The ability to send specific messages tailored for specific affiliates – and even to individuals – is the next big thing in affiliate marketing, according to Choate. Freeshop.com (FSHP), which launched its affiliate program last year and recently topped 45,000 associates, says its top producers direct traffic to specific offers within the Freeshop.com site – a free magazine subscriptions area, for example.
This ability to target will only get more sophisticated, predicts Choate, as companies building technologies for affiliate programs develop (or partner with companies that have) targeting and customer profiling capabilities. Eventually, technology that reads visitors’ cookies and tailors messages specifically to them will be the norm.
Choate is especially well-positioned to see the importance of affiliate relationships, because Freeshop.com’s entire business model is based on lead generation – much like the affiliates it has sending leads to its site. The company gets fees ranging from 40 cents to $100 from companies that offer free product samples, catalogs, and other items on the Freeshop.com site.
Other hot areas to watch in the affiliate space, according to Choate, include offering affiliates ways of driving traffic via e-mail newsletters and new payment systems, including direct deposit. Business to business affiliate marketing is also likely to become an up-and-coming sector.
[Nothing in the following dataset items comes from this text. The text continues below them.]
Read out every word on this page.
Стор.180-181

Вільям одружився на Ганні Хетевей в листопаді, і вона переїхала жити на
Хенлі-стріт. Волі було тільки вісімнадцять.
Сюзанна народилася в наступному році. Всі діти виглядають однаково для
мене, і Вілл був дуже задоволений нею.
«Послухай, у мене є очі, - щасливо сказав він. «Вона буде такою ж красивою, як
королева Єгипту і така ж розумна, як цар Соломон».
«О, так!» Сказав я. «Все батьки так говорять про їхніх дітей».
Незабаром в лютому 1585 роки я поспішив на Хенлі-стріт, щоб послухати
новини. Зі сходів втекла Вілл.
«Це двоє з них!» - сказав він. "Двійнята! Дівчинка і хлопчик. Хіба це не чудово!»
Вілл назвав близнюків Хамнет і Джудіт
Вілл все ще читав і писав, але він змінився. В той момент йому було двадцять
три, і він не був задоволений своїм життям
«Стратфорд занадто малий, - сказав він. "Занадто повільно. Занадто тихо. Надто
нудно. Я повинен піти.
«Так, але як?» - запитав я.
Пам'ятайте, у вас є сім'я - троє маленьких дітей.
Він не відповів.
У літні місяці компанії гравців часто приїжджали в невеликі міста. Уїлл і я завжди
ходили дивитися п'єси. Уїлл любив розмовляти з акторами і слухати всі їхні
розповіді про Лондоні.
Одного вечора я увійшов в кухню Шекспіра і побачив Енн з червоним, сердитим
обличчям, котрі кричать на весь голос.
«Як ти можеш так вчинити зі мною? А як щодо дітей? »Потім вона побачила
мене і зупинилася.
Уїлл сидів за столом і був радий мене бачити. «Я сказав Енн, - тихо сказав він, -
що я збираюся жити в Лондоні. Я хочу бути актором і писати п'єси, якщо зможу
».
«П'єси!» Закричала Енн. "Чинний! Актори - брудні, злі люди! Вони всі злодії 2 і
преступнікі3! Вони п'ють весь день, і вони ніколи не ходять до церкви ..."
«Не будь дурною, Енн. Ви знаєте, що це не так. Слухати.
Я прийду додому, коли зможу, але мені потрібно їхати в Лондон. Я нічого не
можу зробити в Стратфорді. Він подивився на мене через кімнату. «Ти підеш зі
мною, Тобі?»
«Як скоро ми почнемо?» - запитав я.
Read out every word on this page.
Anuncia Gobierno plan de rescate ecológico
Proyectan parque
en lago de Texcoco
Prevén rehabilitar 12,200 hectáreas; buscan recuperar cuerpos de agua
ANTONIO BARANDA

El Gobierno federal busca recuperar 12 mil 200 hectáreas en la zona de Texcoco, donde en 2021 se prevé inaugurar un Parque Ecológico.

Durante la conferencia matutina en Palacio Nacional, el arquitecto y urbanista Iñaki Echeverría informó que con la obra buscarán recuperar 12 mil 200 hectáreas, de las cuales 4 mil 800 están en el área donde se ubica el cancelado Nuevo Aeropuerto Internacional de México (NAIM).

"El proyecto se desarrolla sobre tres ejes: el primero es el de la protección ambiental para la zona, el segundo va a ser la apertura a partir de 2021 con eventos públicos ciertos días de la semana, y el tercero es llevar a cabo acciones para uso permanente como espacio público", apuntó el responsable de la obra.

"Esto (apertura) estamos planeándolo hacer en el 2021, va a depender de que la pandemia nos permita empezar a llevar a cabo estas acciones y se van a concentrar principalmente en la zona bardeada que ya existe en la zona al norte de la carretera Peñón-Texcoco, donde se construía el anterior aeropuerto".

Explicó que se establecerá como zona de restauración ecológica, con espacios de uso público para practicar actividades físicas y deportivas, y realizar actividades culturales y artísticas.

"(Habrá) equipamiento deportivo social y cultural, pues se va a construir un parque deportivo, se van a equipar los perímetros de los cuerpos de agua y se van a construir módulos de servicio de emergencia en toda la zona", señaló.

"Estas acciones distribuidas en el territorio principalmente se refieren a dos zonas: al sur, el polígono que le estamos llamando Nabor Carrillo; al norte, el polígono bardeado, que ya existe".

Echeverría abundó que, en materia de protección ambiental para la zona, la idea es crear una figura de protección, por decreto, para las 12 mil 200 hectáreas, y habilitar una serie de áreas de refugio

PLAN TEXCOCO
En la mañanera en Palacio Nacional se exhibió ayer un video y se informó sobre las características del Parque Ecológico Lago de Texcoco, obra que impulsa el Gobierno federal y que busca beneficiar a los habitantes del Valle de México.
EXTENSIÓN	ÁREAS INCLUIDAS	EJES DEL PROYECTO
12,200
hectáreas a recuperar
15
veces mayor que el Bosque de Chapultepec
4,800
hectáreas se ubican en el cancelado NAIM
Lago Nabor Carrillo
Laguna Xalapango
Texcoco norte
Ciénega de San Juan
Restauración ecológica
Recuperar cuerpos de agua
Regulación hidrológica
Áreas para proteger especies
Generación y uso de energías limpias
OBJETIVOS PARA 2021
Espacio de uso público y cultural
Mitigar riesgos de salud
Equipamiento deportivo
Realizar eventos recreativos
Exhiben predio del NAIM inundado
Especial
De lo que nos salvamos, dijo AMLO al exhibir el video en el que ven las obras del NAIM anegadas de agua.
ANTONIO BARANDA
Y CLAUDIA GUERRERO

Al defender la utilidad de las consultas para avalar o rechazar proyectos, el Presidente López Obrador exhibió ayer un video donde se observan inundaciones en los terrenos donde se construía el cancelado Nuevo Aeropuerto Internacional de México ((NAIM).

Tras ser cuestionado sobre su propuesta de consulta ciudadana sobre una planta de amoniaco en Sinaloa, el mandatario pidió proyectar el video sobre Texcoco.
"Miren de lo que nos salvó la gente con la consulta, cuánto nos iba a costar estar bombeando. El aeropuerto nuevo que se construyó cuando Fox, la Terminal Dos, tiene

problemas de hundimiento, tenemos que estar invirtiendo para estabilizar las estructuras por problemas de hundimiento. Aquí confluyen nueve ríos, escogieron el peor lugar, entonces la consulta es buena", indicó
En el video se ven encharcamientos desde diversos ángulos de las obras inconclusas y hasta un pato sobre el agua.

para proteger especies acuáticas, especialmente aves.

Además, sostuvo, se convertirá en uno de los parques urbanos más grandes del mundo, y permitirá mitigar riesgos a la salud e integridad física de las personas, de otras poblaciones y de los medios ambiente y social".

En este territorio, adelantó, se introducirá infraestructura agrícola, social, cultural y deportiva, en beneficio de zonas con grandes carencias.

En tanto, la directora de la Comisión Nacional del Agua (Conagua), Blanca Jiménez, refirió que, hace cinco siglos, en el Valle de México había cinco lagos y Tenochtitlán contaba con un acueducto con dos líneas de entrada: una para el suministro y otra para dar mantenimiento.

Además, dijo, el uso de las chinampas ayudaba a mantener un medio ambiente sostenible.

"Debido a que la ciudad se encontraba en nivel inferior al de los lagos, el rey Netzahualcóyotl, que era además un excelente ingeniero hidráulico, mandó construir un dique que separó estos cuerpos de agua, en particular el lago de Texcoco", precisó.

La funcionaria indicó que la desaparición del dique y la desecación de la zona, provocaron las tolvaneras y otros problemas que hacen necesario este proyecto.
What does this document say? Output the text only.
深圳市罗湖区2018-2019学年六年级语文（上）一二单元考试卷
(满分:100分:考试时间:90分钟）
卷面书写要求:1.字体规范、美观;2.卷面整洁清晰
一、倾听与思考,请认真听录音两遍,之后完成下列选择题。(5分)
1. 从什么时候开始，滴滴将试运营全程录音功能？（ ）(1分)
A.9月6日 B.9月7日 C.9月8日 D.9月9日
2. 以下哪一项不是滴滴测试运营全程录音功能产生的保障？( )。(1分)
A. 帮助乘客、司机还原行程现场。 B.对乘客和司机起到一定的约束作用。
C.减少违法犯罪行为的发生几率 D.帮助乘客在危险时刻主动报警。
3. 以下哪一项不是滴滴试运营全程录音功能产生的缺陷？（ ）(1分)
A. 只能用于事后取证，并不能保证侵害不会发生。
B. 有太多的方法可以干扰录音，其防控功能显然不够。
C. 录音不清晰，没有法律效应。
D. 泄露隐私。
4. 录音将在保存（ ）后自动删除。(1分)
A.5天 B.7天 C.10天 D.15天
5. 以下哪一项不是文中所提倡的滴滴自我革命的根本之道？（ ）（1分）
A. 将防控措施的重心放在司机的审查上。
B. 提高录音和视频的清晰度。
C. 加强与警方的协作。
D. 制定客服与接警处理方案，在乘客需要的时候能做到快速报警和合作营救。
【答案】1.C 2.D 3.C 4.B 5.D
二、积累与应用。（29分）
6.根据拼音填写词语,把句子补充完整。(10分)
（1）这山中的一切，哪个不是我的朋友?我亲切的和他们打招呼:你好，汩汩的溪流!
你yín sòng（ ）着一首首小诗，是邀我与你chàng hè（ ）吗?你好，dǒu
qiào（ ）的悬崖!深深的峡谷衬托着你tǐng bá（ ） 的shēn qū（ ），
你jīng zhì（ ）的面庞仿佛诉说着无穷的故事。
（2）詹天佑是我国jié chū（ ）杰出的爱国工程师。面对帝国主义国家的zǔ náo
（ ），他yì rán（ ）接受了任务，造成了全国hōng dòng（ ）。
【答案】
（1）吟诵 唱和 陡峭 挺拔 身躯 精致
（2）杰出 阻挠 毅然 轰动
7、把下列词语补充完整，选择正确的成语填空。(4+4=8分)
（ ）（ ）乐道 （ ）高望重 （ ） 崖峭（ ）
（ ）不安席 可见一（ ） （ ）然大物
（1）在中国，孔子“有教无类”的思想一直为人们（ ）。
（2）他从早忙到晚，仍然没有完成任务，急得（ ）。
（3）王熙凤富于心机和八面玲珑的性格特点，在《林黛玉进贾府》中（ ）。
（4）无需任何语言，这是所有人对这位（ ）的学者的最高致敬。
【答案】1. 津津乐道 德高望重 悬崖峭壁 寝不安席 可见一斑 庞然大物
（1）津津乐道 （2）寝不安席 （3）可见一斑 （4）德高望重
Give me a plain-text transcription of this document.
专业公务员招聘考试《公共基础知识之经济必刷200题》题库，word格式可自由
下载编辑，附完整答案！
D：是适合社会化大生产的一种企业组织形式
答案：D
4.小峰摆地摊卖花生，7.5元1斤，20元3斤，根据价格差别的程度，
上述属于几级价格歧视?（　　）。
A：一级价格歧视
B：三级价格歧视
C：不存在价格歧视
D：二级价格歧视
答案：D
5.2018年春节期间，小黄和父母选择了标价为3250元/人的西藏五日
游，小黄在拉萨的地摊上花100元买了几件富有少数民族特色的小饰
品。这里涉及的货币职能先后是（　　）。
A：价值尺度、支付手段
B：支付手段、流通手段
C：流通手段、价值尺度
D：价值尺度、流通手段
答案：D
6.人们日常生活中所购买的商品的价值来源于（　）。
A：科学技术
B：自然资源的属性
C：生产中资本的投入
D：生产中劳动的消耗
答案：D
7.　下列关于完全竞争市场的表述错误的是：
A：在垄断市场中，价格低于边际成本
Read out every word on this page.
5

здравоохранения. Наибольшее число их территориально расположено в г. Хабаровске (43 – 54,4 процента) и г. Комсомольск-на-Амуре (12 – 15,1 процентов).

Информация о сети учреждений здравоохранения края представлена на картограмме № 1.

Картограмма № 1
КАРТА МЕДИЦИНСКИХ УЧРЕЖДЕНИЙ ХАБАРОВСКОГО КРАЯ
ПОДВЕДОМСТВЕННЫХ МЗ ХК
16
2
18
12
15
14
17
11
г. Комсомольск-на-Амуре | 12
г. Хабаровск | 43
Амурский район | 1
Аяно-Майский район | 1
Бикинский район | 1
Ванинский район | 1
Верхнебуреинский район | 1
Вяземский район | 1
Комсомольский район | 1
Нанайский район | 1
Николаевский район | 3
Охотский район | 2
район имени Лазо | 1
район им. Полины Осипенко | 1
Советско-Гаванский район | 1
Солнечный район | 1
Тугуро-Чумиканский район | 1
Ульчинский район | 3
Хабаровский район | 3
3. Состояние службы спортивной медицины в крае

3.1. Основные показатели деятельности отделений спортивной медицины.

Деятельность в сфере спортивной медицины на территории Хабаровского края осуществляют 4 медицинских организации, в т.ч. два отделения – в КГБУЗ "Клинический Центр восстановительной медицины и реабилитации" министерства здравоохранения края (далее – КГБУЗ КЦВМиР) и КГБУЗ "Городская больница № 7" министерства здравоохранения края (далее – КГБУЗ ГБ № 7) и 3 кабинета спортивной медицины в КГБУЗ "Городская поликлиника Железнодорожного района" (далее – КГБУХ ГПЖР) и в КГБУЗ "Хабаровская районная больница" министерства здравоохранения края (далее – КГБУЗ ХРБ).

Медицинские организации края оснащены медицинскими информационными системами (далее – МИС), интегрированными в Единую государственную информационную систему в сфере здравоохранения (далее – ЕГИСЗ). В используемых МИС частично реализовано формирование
One of the areas in which Freeshop.com has been a pioneer has been pay-per-click affiliate rewards. The company pays associates 5 cents for every new visitor to the site, which is a means of sharing advertising and sponsorship revenue with affiliates. It’s unusual in that most companies only give affiliates a percentage of what’s actually purchased on their site. Choate says it’s a great traffic-generator for Freeshop.com, but admits the company must be very careful to make sure that affiliates aren’t just doing the clicking themselves.
“If we see a site that’s generating a thousand clicks a day and generating no conversion, we’re going to take a look at that,” Choate said.